Sunday, May 30, 2021

Trust research or, um, Tucker Carlson?

            Syndicated cartoonist Jeff Stahler nailed it:

            "If Fox News was around in the '50s, we'd still be fighting polio."

            As sure as Sean Hannity is smarmy, we'd be into our fourth generation of children in leg braces.

            Experts still would be trying to convince certain segments of society that Jonas Salk is not a stalking horse for the Red Chinese.

            To be certain, broad swaths of society would be fully protected as they are today, fully vaccinated and living in an age where medical advancements are venerated.

            Then there would be people who trust Tucker Carlson over those who know what they're talking about.

            For them, it's 1954 all over, and over.

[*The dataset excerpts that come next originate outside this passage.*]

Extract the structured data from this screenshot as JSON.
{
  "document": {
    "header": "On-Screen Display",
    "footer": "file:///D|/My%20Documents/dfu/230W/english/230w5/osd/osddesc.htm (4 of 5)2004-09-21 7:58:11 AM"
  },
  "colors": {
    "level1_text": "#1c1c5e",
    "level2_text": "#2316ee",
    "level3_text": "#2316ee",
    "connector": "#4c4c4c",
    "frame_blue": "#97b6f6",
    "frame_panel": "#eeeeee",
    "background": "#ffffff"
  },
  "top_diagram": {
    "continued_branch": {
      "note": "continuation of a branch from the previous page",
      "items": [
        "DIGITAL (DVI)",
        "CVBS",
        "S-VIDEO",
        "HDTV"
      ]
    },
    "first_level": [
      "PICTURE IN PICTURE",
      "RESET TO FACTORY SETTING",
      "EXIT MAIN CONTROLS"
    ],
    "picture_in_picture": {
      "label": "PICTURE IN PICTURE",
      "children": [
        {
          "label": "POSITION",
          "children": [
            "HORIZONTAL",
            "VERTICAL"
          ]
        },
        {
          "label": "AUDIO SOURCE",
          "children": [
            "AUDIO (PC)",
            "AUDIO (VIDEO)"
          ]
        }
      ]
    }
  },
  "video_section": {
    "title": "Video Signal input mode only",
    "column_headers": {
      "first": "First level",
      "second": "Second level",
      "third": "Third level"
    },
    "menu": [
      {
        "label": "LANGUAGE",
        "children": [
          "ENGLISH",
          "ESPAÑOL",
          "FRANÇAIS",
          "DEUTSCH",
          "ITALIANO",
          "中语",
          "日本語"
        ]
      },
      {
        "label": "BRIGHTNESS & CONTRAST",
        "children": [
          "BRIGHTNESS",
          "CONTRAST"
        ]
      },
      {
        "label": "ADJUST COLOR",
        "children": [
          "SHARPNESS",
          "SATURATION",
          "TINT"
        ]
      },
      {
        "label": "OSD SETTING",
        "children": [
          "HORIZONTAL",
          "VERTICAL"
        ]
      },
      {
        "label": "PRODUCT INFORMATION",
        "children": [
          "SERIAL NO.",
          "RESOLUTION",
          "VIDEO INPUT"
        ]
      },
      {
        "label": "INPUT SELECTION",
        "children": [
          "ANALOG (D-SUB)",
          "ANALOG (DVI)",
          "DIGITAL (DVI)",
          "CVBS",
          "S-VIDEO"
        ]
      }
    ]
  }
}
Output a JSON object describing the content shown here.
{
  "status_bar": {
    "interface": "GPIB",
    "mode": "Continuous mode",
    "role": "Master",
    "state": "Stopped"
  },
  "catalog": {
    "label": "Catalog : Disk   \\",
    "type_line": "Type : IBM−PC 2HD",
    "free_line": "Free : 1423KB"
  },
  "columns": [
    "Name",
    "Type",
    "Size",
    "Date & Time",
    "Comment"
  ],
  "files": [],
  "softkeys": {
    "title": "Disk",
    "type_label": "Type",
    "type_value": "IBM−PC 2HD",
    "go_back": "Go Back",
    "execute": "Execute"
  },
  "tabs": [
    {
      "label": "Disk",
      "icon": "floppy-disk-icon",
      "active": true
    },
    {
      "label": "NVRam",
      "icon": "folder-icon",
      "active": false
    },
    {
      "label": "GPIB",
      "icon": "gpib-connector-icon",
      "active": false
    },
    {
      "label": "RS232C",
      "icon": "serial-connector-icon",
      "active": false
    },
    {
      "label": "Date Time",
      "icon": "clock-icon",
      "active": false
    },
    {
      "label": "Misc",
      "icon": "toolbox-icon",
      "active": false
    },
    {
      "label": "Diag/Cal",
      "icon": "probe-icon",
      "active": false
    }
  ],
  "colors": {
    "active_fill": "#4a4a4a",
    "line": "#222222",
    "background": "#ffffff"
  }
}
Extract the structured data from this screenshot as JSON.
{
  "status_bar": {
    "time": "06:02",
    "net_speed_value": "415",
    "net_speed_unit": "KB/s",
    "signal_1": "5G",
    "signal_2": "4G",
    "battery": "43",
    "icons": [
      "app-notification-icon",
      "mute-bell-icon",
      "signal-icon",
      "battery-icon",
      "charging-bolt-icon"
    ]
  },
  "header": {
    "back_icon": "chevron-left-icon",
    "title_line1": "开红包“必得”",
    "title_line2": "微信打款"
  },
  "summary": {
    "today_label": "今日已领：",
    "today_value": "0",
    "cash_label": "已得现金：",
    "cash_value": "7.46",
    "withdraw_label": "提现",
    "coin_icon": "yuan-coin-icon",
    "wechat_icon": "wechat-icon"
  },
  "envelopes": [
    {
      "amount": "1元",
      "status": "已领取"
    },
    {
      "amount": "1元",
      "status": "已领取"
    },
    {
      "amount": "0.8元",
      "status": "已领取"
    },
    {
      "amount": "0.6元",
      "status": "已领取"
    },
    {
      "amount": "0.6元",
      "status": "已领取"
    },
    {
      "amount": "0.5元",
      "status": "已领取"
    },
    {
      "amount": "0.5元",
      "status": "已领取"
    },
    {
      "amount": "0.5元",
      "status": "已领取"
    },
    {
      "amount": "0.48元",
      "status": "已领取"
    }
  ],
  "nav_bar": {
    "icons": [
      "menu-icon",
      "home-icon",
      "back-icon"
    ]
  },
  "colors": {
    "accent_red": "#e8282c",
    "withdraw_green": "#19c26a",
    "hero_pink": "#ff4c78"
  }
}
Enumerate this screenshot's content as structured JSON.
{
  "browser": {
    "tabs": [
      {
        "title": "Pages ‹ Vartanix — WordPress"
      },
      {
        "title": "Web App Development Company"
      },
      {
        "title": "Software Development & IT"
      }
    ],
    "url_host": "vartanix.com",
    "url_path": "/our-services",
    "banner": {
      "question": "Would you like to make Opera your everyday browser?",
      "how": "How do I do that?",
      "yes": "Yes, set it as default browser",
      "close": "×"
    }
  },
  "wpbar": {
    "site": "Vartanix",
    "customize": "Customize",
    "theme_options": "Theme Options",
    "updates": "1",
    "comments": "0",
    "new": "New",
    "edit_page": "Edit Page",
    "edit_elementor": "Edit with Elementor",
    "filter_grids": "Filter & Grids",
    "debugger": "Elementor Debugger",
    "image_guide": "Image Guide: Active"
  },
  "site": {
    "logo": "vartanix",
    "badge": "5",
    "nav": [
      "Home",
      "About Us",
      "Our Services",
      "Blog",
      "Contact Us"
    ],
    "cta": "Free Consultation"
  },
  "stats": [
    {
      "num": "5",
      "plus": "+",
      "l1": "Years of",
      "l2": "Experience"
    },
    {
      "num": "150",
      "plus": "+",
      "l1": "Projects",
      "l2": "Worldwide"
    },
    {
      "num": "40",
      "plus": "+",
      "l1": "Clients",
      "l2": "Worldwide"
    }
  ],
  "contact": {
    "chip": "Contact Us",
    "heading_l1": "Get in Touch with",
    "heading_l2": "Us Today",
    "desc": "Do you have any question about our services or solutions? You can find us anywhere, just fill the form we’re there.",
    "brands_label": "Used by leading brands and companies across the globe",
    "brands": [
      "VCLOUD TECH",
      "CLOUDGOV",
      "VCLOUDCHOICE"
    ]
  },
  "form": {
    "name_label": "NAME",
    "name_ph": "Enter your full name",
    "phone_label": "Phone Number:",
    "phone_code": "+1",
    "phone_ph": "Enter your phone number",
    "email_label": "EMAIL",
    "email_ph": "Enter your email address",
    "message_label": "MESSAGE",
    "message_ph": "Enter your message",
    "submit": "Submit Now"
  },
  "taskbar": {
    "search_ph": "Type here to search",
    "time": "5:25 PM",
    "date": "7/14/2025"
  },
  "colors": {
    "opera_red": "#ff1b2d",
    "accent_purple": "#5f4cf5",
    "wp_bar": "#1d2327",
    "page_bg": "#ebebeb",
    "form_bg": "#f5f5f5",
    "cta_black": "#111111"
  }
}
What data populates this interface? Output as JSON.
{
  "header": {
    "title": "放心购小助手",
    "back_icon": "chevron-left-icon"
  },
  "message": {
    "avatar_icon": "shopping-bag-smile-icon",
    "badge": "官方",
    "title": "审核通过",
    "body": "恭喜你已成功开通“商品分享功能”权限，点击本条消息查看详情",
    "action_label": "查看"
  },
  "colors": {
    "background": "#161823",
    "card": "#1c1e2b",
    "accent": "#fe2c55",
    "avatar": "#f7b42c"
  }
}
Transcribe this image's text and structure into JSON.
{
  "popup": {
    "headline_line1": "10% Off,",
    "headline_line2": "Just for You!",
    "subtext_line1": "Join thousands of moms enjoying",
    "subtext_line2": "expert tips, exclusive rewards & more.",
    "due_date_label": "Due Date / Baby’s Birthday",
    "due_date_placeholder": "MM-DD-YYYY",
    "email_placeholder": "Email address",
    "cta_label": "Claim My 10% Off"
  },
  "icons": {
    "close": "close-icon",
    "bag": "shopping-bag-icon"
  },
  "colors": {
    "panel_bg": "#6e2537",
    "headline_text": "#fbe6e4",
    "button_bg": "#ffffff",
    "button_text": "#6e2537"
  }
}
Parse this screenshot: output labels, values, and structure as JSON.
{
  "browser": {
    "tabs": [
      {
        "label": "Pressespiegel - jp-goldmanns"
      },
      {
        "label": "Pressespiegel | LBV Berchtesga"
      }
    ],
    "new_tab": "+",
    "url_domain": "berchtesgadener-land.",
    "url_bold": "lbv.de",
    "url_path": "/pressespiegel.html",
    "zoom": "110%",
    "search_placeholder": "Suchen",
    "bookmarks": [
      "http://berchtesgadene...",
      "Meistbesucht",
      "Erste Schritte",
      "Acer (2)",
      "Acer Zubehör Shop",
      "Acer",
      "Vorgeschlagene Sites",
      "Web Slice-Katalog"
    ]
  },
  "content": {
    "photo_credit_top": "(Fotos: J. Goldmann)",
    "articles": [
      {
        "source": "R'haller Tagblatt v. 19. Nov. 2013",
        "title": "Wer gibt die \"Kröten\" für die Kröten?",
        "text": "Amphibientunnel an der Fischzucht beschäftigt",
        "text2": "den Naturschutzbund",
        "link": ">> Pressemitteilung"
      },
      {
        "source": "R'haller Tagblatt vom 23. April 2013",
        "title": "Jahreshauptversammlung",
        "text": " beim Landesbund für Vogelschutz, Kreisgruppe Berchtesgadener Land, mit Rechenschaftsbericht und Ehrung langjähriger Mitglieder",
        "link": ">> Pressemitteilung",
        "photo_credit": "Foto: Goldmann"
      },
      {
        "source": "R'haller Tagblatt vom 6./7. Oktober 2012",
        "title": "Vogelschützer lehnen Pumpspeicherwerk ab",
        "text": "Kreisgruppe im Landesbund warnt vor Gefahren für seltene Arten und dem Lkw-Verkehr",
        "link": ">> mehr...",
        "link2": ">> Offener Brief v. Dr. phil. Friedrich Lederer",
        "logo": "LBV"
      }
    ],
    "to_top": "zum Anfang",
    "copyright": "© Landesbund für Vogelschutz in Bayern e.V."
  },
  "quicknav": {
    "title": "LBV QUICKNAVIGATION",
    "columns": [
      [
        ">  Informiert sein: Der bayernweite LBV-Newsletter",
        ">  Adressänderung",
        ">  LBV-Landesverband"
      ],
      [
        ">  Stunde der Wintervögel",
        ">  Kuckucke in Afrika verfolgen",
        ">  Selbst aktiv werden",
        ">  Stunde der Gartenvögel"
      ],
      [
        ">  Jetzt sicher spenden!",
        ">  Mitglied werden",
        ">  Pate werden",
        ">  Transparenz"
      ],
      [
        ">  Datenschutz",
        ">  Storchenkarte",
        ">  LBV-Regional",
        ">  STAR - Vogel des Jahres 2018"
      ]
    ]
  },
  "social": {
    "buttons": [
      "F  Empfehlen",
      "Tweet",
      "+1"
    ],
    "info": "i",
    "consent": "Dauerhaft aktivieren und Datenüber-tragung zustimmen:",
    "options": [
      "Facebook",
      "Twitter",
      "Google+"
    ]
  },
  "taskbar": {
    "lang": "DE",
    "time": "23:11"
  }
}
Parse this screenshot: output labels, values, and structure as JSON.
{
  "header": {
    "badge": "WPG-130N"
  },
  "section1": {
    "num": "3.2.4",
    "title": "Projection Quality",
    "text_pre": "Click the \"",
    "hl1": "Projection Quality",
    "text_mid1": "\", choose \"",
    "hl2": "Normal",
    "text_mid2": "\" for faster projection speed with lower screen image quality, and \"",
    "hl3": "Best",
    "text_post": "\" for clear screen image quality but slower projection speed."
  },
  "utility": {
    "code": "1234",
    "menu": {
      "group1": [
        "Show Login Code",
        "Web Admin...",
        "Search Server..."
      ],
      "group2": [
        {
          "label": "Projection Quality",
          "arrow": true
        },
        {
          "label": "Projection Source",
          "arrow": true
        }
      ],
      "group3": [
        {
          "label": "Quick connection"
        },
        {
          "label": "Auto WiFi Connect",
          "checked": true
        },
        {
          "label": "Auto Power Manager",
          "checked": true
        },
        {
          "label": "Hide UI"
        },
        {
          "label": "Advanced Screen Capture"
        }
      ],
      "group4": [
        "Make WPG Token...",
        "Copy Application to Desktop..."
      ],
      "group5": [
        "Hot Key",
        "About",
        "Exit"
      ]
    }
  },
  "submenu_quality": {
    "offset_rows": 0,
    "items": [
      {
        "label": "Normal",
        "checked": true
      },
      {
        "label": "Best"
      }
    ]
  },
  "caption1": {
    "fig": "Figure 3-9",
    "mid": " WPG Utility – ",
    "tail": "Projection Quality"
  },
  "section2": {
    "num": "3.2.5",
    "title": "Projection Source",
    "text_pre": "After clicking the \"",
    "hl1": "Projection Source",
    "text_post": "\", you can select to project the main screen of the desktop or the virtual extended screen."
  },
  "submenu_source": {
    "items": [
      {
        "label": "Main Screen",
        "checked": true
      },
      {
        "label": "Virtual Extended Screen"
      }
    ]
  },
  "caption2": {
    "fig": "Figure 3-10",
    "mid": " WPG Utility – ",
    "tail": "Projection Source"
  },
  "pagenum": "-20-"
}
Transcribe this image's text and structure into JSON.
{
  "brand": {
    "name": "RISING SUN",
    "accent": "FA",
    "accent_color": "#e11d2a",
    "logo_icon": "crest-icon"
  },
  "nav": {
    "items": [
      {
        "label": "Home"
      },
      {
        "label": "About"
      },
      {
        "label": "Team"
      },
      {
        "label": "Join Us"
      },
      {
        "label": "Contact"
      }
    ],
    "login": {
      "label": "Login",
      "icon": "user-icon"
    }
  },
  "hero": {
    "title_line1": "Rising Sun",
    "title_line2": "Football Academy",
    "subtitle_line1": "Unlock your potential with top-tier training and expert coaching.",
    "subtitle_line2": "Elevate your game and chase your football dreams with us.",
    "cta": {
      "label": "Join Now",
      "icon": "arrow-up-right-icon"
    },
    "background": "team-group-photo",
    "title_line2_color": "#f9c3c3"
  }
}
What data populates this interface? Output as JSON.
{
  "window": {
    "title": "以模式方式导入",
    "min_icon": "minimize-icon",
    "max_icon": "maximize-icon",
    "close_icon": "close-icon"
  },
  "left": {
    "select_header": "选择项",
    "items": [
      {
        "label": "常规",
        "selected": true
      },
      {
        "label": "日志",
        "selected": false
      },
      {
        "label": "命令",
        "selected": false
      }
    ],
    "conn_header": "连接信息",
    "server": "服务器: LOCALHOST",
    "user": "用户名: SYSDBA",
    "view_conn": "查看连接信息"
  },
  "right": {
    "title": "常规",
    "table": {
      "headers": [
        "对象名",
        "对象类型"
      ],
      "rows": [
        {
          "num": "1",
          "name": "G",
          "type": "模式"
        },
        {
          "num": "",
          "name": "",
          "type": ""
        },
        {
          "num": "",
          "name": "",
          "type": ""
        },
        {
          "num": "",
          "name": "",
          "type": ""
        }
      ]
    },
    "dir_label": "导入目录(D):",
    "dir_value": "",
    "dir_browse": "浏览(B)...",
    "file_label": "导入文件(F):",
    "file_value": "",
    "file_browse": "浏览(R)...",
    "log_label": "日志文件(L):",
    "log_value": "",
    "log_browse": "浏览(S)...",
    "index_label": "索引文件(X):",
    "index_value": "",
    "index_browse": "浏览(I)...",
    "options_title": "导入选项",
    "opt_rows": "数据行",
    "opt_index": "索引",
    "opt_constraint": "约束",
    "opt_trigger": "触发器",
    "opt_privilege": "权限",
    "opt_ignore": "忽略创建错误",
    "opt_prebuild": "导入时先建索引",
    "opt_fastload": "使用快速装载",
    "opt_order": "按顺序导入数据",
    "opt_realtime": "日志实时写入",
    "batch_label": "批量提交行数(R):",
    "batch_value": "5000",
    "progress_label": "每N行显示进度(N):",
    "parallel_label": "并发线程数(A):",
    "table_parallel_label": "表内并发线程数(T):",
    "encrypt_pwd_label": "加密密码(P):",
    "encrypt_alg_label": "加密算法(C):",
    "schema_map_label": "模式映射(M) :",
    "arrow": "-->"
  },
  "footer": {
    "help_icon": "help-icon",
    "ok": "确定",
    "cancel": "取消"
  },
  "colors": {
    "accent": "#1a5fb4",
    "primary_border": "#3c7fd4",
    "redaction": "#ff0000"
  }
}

            That's when children like me started lining up to receive the life-saving, non-politicized serum that spared arms, legs and lungs from catastrophe.

            If Fox News were around then, we'd have seen Carlson, Hannity and company throw shade on it, causing too many to roll the dice with children's welfare.

            Sure, lots of factors are at play, but Fox News is a key player in how respective rates of vaccination appear to match up with the partisan divide and electoral results of the 2020 election.

            We can't even blame Donald Trump, who recommends getting the shot. Too bad it's not with the gusto that he brought for hydroxychloroquine.

            Carlson has led the innuendo brigade in the pandemic, whether the issue be masking or state restrictions or vaccination.

            Like Trump himself, Carlson is the classic know-it-all who knows squat but keeps squawking.

            His shtick is to raise questions that sound like assertions – the "what if . . . ?; the "what about . . . ?" Carlson rarely has anything substantive around which to build an argument.

            Like so many physicians, CNN's Sanjay Gupta is a hero of the pandemic. He does an amazing dual service of informing the public about public health needs and calmly conveying urgency.

            Generally he remains dispassionate when passions fly. Hard to do so on this subject.

            Of loud voices like Carlson's, he said, "Instead of continuing to build a knowledge tree (about COVID-19), we've had to continuously fact-check and correct misinformation.

            Dating back to the origins of the pandemic, lives have been lost because politicians encouraged by talking heads took the virus so much more lightly than reality demanded.

            So, yes, the level of seriousness related to this public health crisis looks a national portrait in red and blue, at the moment reflected in high levels of vaccine hesitancy in dependably red states.

            One cannot discount the role of a predictably propagandistic political arm in the events it "reports."

            One commentator observed, and I must agree, that if Fox News were around during Watergate, Richard Nixon would have served out his second term.

            If Donald Trump could get away with inciting a bloody riot at the Capitol building and broadcasting his love to poor, misunderstood terrorists, Nixon could have gotten away with a lot more than he did.

            Back to science: What crucial developments could Fox News' talking heads have undermined in bygone days were they around to mock, minimize and influence viewers? The development of penicillin? The incandescent light bulb? The moon shot?

            Yes they could, and yes they would, as Fox News and its right-wing cousins, NewsMax and One America News Network, are fashioned today not to seek truth and probe evidence but to please an audience that's not interested in truth or evidence.

            It's very fortunate that back in the '50s we venerated scientists – you know, smart people who study evidence -- far more than charlatans with a lot of hair.